UC Santa Cruz evacuates amid fires; students urged to shelter at the beach
A raging and unpredictable complex of wildfires forced authorities Thursday to order the evacuation of UC Santa Cruz, one of the few times students and faculty at a top California learning institution have been forced to flee from flames.
State and local authorities ordered the campus to evacuate late in the day after previously warning that evacuations might be necessary.
Scotts Valley, a hub of Santa Cruz County’s tech industry, was also ordered to evacuate, with some residents heading down to the Santa Cruz boardwalk, a refuge from the blazes.
“All on-campus residents must evacuate now and be prepared to not return for at least two weeks,” UC Santa Cruz said in a tweet. “The evacuation center for UCSC is in Coconut Grove at the Boardwalk.”
The mascot of UC Santa Cruz is the banana slug, a creature that thrives in cool, wet forests. Santa Cruz has been anything but lately, and the flames from the CZU August Lightning Complex fire threaten to overwhelm the campus and possibly push down into Santa Cruz, a city of 64,000.

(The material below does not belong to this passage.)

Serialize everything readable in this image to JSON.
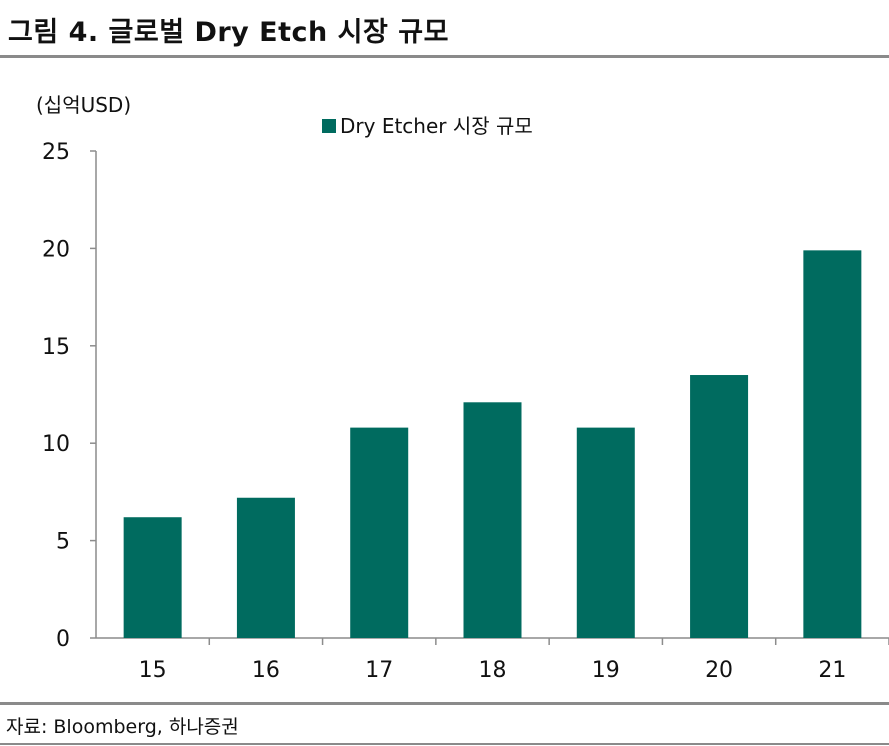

More than 18,000 students are enrolled at UC Santa Cruz, although it is unclear how many were physically on campus or in Santa Cruz before the evacuation order. The university is working with local hotels to find rooms for students forced to flee.

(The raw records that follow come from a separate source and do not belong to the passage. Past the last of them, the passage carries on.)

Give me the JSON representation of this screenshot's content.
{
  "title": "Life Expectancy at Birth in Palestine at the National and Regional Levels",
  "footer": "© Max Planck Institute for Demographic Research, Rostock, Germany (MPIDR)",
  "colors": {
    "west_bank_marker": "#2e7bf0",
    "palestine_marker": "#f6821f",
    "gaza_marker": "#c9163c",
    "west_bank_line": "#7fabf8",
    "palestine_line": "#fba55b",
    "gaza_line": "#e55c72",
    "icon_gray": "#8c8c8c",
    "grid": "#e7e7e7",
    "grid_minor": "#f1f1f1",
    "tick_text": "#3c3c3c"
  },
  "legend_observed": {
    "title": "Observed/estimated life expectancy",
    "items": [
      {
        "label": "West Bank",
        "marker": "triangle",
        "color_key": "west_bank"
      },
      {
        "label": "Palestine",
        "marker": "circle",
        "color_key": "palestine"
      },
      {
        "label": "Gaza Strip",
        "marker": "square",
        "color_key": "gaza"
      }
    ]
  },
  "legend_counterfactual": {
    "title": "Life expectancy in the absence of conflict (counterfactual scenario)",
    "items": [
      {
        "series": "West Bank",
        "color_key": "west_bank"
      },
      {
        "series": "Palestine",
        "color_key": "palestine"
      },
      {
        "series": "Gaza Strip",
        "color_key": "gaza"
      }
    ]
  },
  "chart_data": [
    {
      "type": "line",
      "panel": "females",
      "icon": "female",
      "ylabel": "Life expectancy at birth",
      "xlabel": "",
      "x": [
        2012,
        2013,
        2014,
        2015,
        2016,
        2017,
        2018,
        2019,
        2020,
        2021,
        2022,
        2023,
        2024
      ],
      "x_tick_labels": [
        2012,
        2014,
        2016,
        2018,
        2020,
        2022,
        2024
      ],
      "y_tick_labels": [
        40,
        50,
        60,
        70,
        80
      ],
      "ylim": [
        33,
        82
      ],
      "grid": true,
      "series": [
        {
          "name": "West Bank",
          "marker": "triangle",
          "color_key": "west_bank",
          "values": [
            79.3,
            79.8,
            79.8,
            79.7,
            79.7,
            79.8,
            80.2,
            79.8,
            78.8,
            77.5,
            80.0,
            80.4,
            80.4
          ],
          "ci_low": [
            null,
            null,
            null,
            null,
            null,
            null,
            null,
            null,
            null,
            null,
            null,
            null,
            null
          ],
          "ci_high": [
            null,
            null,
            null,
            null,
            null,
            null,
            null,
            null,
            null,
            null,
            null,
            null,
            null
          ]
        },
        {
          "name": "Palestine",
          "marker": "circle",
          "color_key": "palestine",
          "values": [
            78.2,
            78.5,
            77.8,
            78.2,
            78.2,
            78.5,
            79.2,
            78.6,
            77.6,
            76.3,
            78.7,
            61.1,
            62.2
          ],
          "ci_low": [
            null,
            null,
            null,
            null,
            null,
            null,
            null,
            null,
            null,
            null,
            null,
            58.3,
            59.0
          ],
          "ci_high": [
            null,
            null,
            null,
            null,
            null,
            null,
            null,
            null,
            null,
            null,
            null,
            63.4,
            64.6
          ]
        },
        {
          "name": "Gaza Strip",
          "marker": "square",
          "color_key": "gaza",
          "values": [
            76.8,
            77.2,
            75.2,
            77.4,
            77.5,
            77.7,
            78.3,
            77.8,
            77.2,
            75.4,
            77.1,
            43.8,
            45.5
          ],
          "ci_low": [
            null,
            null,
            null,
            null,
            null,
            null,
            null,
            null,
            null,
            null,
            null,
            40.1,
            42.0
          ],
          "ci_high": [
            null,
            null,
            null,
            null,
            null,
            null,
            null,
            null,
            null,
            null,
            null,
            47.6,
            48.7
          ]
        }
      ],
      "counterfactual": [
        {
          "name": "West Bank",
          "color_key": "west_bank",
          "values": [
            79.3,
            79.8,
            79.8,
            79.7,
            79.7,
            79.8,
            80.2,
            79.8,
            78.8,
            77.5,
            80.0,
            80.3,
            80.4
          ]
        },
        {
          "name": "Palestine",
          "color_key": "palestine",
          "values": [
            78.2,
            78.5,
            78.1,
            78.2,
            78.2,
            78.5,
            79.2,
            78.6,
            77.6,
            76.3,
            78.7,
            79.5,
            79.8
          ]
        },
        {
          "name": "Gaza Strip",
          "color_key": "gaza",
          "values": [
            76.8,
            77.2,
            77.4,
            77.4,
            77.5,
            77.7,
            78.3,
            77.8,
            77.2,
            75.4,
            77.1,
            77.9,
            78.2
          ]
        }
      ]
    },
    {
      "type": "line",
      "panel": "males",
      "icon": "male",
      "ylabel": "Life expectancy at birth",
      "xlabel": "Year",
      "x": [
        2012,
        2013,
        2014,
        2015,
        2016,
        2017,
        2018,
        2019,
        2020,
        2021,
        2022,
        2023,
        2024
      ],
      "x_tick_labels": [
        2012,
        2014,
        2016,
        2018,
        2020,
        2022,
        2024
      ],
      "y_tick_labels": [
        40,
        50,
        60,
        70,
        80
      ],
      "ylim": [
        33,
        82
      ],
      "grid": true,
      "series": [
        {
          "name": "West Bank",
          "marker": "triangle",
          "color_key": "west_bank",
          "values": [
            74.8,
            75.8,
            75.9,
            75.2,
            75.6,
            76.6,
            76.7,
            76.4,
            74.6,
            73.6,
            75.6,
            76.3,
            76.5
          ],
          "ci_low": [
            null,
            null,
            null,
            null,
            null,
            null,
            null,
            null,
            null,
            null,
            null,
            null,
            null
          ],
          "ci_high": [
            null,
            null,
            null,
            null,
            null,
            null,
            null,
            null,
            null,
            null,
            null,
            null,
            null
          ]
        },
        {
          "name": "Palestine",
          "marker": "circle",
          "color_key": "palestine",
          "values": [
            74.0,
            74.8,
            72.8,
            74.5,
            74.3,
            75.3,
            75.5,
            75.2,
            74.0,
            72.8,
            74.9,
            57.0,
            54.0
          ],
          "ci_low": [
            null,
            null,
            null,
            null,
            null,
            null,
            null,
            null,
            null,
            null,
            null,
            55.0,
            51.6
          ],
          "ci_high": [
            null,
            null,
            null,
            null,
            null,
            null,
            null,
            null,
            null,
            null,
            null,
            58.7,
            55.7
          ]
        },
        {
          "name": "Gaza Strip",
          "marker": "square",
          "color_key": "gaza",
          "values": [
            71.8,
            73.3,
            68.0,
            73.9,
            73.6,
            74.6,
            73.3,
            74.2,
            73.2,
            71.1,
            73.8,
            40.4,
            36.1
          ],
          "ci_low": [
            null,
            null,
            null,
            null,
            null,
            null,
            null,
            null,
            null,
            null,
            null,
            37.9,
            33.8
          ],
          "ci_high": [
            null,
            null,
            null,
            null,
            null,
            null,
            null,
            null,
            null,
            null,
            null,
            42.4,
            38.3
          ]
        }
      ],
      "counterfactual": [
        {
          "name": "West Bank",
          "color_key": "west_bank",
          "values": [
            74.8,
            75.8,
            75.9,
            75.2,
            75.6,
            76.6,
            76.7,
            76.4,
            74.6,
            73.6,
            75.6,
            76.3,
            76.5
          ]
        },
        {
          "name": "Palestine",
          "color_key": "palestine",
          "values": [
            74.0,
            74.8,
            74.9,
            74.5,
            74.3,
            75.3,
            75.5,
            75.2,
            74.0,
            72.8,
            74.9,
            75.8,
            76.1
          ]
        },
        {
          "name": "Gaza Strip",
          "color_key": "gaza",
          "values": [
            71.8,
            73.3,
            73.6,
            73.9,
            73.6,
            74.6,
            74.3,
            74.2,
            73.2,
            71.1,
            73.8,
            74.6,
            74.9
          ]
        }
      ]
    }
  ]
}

As of Friday morning, the CZU August Lightning Complex fire was 0% contained, according to Cal Fire. It had spread to more than 50,000 acres, was threatening more than 20,000 structures and had forced the evacuations of roughly 64,000 people. It has destroyed historic structures in Big Basin Redwoods State Park and is jumping across rugged terrain amid a pandemic and multiple fires in Northern California that have challenged fire crews.

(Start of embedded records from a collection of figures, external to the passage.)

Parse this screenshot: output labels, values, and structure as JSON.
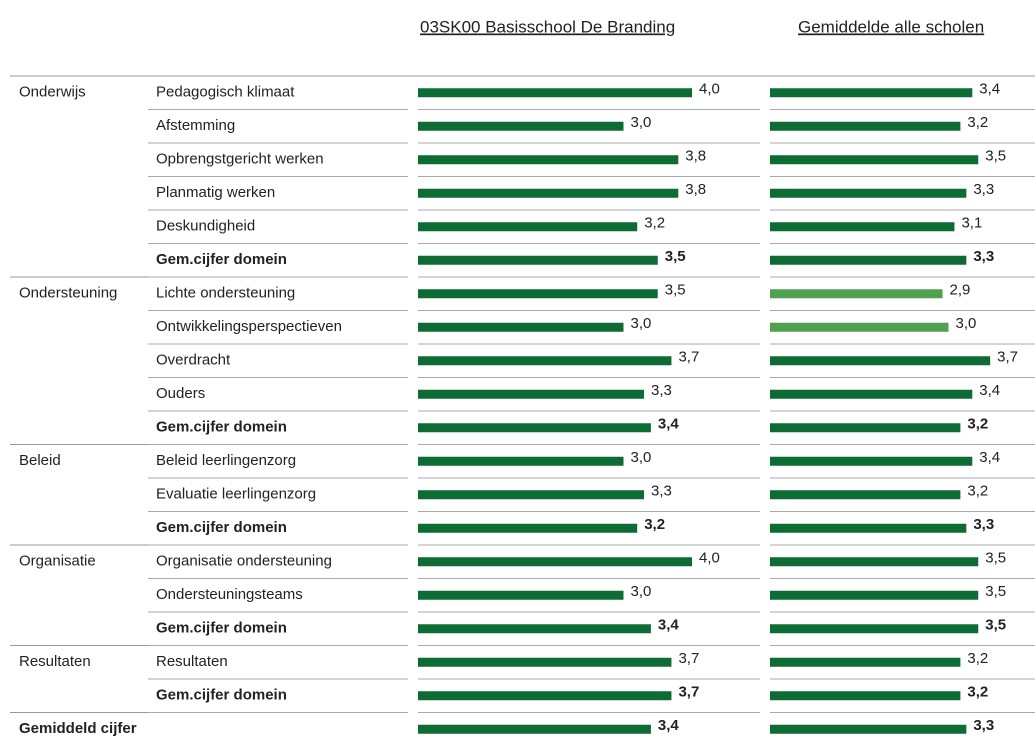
{
  "chart_data": {
    "type": "bar",
    "orientation": "horizontal",
    "xlim": [
      0,
      4
    ],
    "groups": [
      "Onderwijs",
      null,
      null,
      null,
      null,
      null,
      "Ondersteuning",
      null,
      null,
      null,
      null,
      "Beleid",
      null,
      null,
      "Organisatie",
      null,
      null,
      "Resultaten",
      null,
      "Gemiddeld cijfer"
    ],
    "categories": [
      "Pedagogisch klimaat",
      "Afstemming",
      "Opbrengstgericht werken",
      "Planmatig werken",
      "Deskundigheid",
      "Gem.cijfer domein",
      "Lichte ondersteuning",
      "Ontwikkelingsperspectieven",
      "Overdracht",
      "Ouders",
      "Gem.cijfer domein",
      "Beleid leerlingenzorg",
      "Evaluatie leerlingenzorg",
      "Gem.cijfer domein",
      "Organisatie ondersteuning",
      "Ondersteuningsteams",
      "Gem.cijfer domein",
      "Resultaten",
      "Gem.cijfer domein",
      null
    ],
    "bold": [
      false,
      false,
      false,
      false,
      false,
      true,
      false,
      false,
      false,
      false,
      true,
      false,
      false,
      true,
      false,
      false,
      true,
      false,
      true,
      true
    ],
    "series": [
      {
        "name": "03SK00 Basisschool De Branding",
        "colors": [
          "#0d6b34",
          "#0d6b34",
          "#0d6b34",
          "#0d6b34",
          "#0d6b34",
          "#0d6b34",
          "#0d6b34",
          "#0d6b34",
          "#0d6b34",
          "#0d6b34",
          "#0d6b34",
          "#0d6b34",
          "#0d6b34",
          "#0d6b34",
          "#0d6b34",
          "#0d6b34",
          "#0d6b34",
          "#0d6b34",
          "#0d6b34",
          "#0d6b34"
        ],
        "values": [
          4.0,
          3.0,
          3.8,
          3.8,
          3.2,
          3.5,
          3.5,
          3.0,
          3.7,
          3.3,
          3.4,
          3.0,
          3.3,
          3.2,
          4.0,
          3.0,
          3.4,
          3.7,
          3.7,
          3.4
        ],
        "value_labels": [
          "4,0",
          "3,0",
          "3,8",
          "3,8",
          "3,2",
          "3,5",
          "3,5",
          "3,0",
          "3,7",
          "3,3",
          "3,4",
          "3,0",
          "3,3",
          "3,2",
          "4,0",
          "3,0",
          "3,4",
          "3,7",
          "3,7",
          "3,4"
        ]
      },
      {
        "name": "Gemiddelde alle scholen",
        "colors": [
          "#0d6b34",
          "#0d6b34",
          "#0d6b34",
          "#0d6b34",
          "#0d6b34",
          "#0d6b34",
          "#4fa04f",
          "#4fa04f",
          "#0d6b34",
          "#0d6b34",
          "#0d6b34",
          "#0d6b34",
          "#0d6b34",
          "#0d6b34",
          "#0d6b34",
          "#0d6b34",
          "#0d6b34",
          "#0d6b34",
          "#0d6b34",
          "#0d6b34"
        ],
        "values": [
          3.4,
          3.2,
          3.5,
          3.3,
          3.1,
          3.3,
          2.9,
          3.0,
          3.7,
          3.4,
          3.2,
          3.4,
          3.2,
          3.3,
          3.5,
          3.5,
          3.5,
          3.2,
          3.2,
          3.3
        ],
        "value_labels": [
          "3,4",
          "3,2",
          "3,5",
          "3,3",
          "3,1",
          "3,3",
          "2,9",
          "3,0",
          "3,7",
          "3,4",
          "3,2",
          "3,4",
          "3,2",
          "3,3",
          "3,5",
          "3,5",
          "3,5",
          "3,2",
          "3,2",
          "3,3"
        ]
      }
    ]
  }
}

California’s oldest state park has suffered extensive damage from the C.Z.U. August Lightning Complex fires.
As of late Thursday, more than 700,000 acres have burned in Northern and Central California.
Firefighters called the fires hitting San Mateo and Santa Cruz counties the largest in recent memory.
“It’s a historic event. This fire is historic for an area like San Mateo-Santa Cruz. We have not seen fires burn like this in this unit, in either one of these counties, for many, many years. And those fires were much smaller than what we have in front of us today,” said Ian Larkin, unit chief for Cal Fire’s San Mateo Santa Cruz Unit.
Billy See, a Cal Fire incident commander, said the fire grew fast on Thursday — from 700 to 1,000 acres an hour in heavy timber.
“That’s a dangerous rate of spread,” See said.
“We need to be cognizant that we are in historic times in this fire that we’re dealing with here on the coastline. It’s a dangerous situation for everyone involved,” See said. While more resources and more manpower are arriving, “it’s still not enough. We’re still drastically short for a fire this size.”
See said the return of the cool, humid marine layer would help, but there’s still some concern about the forecast for winds of 10-20 mph on ridge tops. There will still be low humidities overnight, he said.
“This country likes to burn at night, moreso than during the day. And that’s because of the wind patterns. The winds aloft will lower down, and clear out the smoke, which will then increase the fire rate of spread through the vegetation out there,” See said.
“It’s all based on terrain, weather conditions and fuels conditions. And the fuels conditions right now are very poor, just because of the drought conditions.”
Officials said Thursday night that the fire was encroaching into the San Mateo County communities of Pescadero and Loma Mar.
The Santa Cruz County community of Davenport was still threatened, although fire was subsiding on the coastline.The fire has moved down to Highway 9 near the mountainous community of Ben Lomond, which is also close to the communities of Boulder Creek and Felton.
Firefighters were in that area protecting structures. San Mateo County has issued evacuation orders for the towns of Pescadero, San Gregorio and La Honda.
The National Weather Service on Thursday night said low pressure was nudging into the area, bringing cooler temperatures and higher humidities.
The smoke plume associated with the fire was blanketing most of the Central Coast in smoke, “with the plume stretching nearly 600 miles offshore,” the weather service said.
“Smoke continues to be trapped over the region owing to a strong decoupling of the lower and free atmosphere, resulting in poor air quality conditions,” the weather service said.